In the course of his many visits, Charles came, of course, to know the inhabitants of the house, Sebastian’s strange and beguiling family. Especially through Sebastian’s mother, the aristocratic and devoutly Catholic Lady Marchmain, he became familiar with the moral demands of the Catholic Church, especially as they pertained to Sebastian’s increasing problem with alcohol. For many years, Charles joined Sebastian in his friend’s rebellion against these strictures, but in time, he came to appreciate their importance, indeed their indispensability. Finally, at the very close of the story, we learn that Charles, the erstwhile agnostic, had come to embrace the coherent philosophical system of Catholicism and to worship the Eucharistic Lord who was enshrined in the beautiful chapel at Brideshead. Many years after entering that chapel as a mere aesthete, he knelt down in it as a believer.

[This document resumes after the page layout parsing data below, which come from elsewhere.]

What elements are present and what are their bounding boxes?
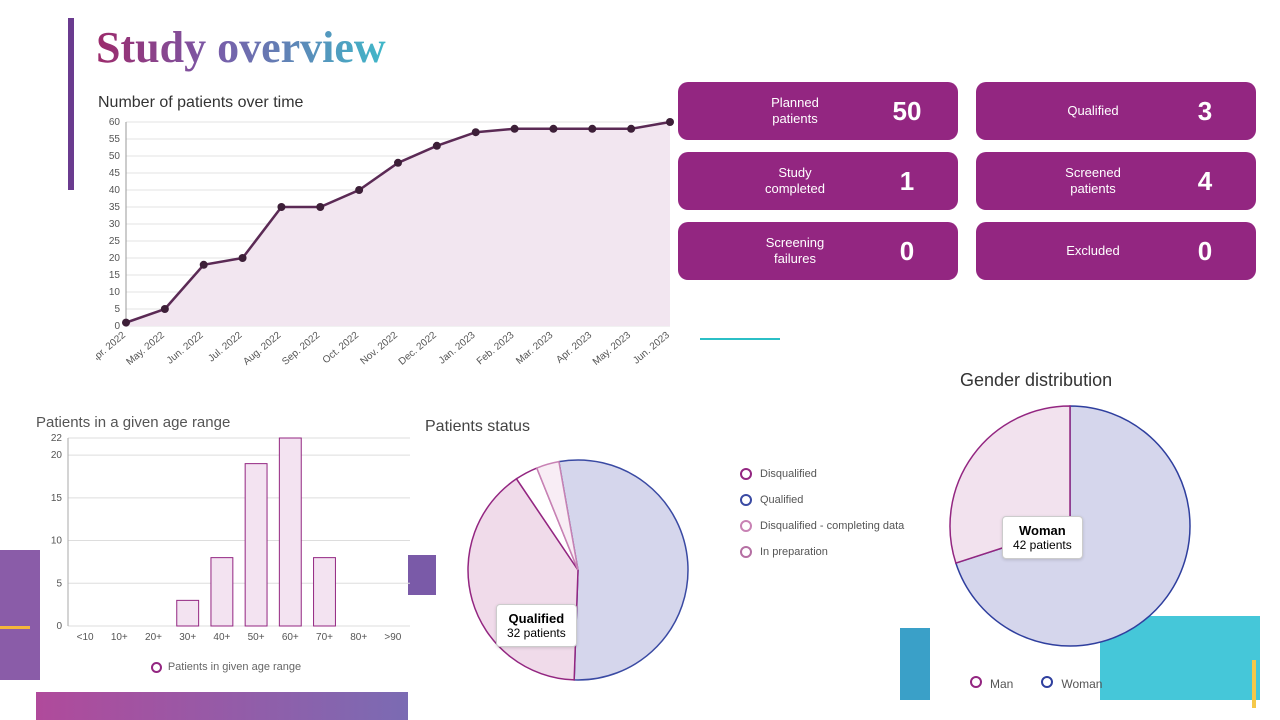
page-title: Study overview [96,22,386,73]
svg-text:Feb. 2023: Feb. 2023 [475,330,517,368]
svg-text:40+: 40+ [213,632,230,643]
line-chart-title: Number of patients over time [98,94,303,112]
svg-text:30: 30 [109,219,121,230]
svg-text:5: 5 [114,304,120,315]
gender-pie-tooltip: Woman42 patients [1002,516,1083,559]
svg-text:10: 10 [51,536,63,547]
kpi-card: Qualified3 [976,82,1256,140]
svg-text:0: 0 [56,621,62,632]
svg-text:Nov. 2022: Nov. 2022 [359,330,401,368]
legend-item: In preparation [740,546,904,558]
svg-text:35: 35 [109,202,121,213]
svg-text:Jun. 2022: Jun. 2022 [165,330,206,367]
svg-text:>90: >90 [384,632,401,643]
kpi-card: Studycompleted1 [678,152,958,210]
kpi-card: Screeningfailures0 [678,222,958,280]
status-pie [438,440,718,700]
decor-line [700,338,780,340]
svg-text:Apr. 2023: Apr. 2023 [554,330,594,366]
decor-block [0,550,40,680]
gender-pie-title: Gender distribution [960,370,1112,391]
svg-text:15: 15 [51,493,63,504]
svg-text:10+: 10+ [111,632,128,643]
decor-block [0,626,30,629]
svg-text:Dec. 2022: Dec. 2022 [397,330,439,368]
svg-text:40: 40 [109,185,121,196]
svg-text:Oct. 2022: Oct. 2022 [321,330,362,367]
kpi-card: Plannedpatients50 [678,82,958,140]
gender-pie-legend: Man Woman [970,676,1102,691]
legend-item: Disqualified - completing data [740,520,904,532]
svg-text:20+: 20+ [145,632,162,643]
svg-text:<10: <10 [77,632,94,643]
legend-item: Disqualified [740,468,904,480]
bar-chart-title: Patients in a given age range [36,414,230,431]
bar-chart: 0 5 10 15 20 22 <10 10+ 20+ 30+ 40+ 50+ 60+ 70+ 80+ >90… [36,430,416,690]
kpi-cards: Plannedpatients50 Qualified3 Studycomplete… [678,82,1256,280]
svg-text:25: 25 [109,236,121,247]
status-pie-title: Patients status [425,418,530,436]
decor-block [36,692,408,720]
bar-chart-legend: Patients in given age range [36,661,416,673]
decor-block [1252,660,1256,708]
svg-text:15: 15 [109,270,121,281]
legend-item: Qualified [740,494,904,506]
svg-text:22: 22 [51,433,63,444]
decor-block [900,628,930,700]
svg-text:May. 2023: May. 2023 [591,330,634,368]
svg-text:5: 5 [56,578,62,589]
svg-text:May. 2022: May. 2022 [125,330,168,368]
legend-item: Man [970,676,1013,691]
svg-text:30+: 30+ [179,632,196,643]
status-pie-tooltip: Qualified32 patients [496,604,577,647]
svg-text:10: 10 [109,287,121,298]
svg-text:45: 45 [109,168,121,179]
svg-text:Jan. 2023: Jan. 2023 [437,330,478,367]
svg-text:55: 55 [109,134,121,145]
svg-text:Apr. 2022: Apr. 2022 [96,330,128,366]
svg-text:20: 20 [109,253,121,264]
svg-text:Jun. 2023: Jun. 2023 [631,330,672,367]
status-pie-legend: Disqualified Qualified Disqualified - comp… [740,468,904,572]
kpi-card: Excluded0 [976,222,1256,280]
svg-text:Sep. 2022: Sep. 2022 [280,330,322,368]
svg-text:60: 60 [109,117,121,128]
svg-text:50+: 50+ [248,632,265,643]
svg-text:Jul. 2022: Jul. 2022 [206,330,244,365]
line-chart: 051015202530354045505560Apr. 2022May. 20… [96,116,676,376]
kpi-card: Screenedpatients4 [976,152,1256,210]
title-accent-bar [68,18,74,190]
svg-text:Aug. 2022: Aug. 2022 [241,330,283,368]
svg-text:70+: 70+ [316,632,333,643]
svg-text:60+: 60+ [282,632,299,643]
svg-text:Mar. 2023: Mar. 2023 [514,330,555,367]
legend-item: Woman [1041,676,1102,691]
svg-text:20: 20 [51,450,63,461]
svg-text:80+: 80+ [350,632,367,643]
svg-text:50: 50 [109,151,121,162]
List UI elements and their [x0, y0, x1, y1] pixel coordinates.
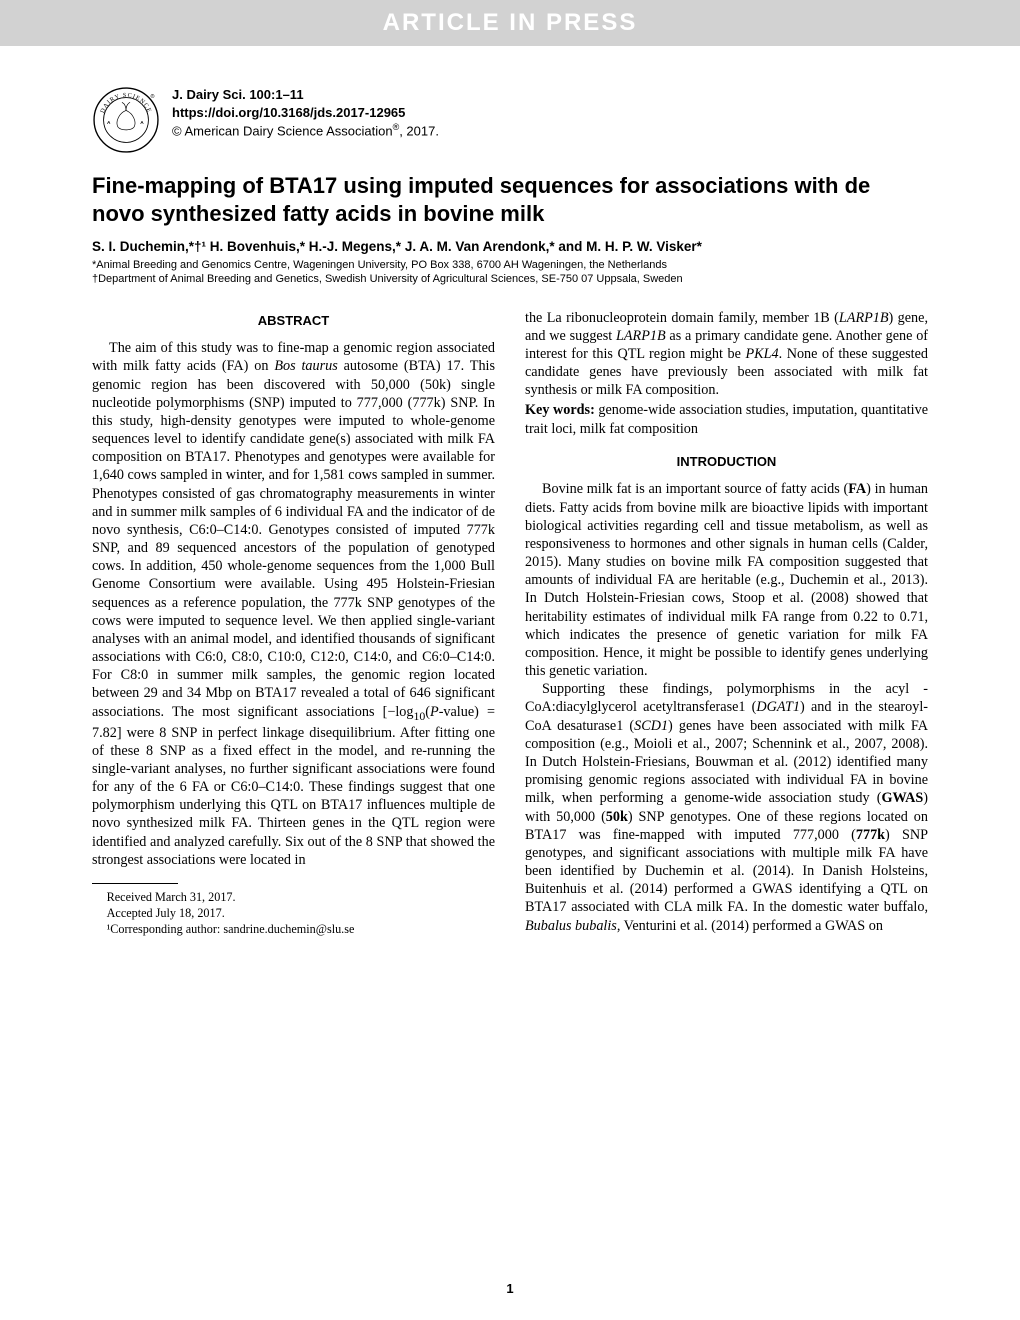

This brief and utterly inadequate summary of Waugh’s narrative is meant simply to highlight a rhythm that obtains, I would argue, in effective evangelization. The best evangelical strategy is one that moves from the beautiful to the good, and finally, to the true. Especially within our cultural matrix, so dominated by relativism and the valorization of the right to create one’s own system of meaning, commencing with either moral demand or the claim to truth will likely raise insuperable blocks in the person one wishes to evangelize.
(Who are you to tell me how to behave or what to believe? How can you be so arrogant as to think that you should impose your thought patterns on me?) This is precisely why moralizing and intellectualizing are often non-starters in regard to persuasion. But there is something unthreatening about the beautiful. Just look at the Sistine Chapel ceiling or the Parthenon or Chartres Cathedral or Picasso’s “Guernica”; just read The Divine Comedy or Hamlet or The Wasteland; just watch Mother Teresa’s sisters working in the slums of Calcutta or Rory McIlroy’s golf swing or the movements of a ballet dancer. All of these work a sort of alchemy in the soul, and they awaken a desire to participate, to imitate, and finally, to share. Hans Urs von Balthasar, one of the great advocates of the aesthetic approach to religion, said that the beautiful claims the viewer, changes him, and then sends him on mission.
The pattern is more or less as follows: first the beautiful (how wonderful!), then the good (I want to participate!), and finally, the true (now I understand!). A young man watches a skillfully played game of baseball, and it awakens in him a profound desire to play as well as those whom he admired; and then the actual playing of the game teaches him, from the inside, the rules and rhythms of baseball. A completely inadequate way of drawing a kid into the world of baseball would be to start with a clarification of the rules or with a set of drills. Rather, show him the beauty of baseball, and he will want to play, and having played, he will know.
The same applies, a fortiori, in regard to religion. I might suggest that the evangelist start with the Sainte Chapelle or the life of Francis of Assisi or the Little Flower’s Story of a Soul or Thomas Merton’s Seven Storey Mountain or Gregorian chant, or perhaps best of all, a carefully executed liturgy of the Roman rite. These would function in the manner of Brideshead, captivating even the most bored agnostic. Then, the wager goes, the captivation would lead to a desire, perhaps vague at first, to participate in the moral universe that made those artistic expressions possible. And finally, the participation would conduce toward a true and experiential understanding of the thought patterns that undergird that way of life. First the beautiful, then the good, then the true.
I wonder whether this winsome aesthetic approach might prove more fruitful in a postmodern culture so instinctively skeptical of dogma, either intellectual or moral.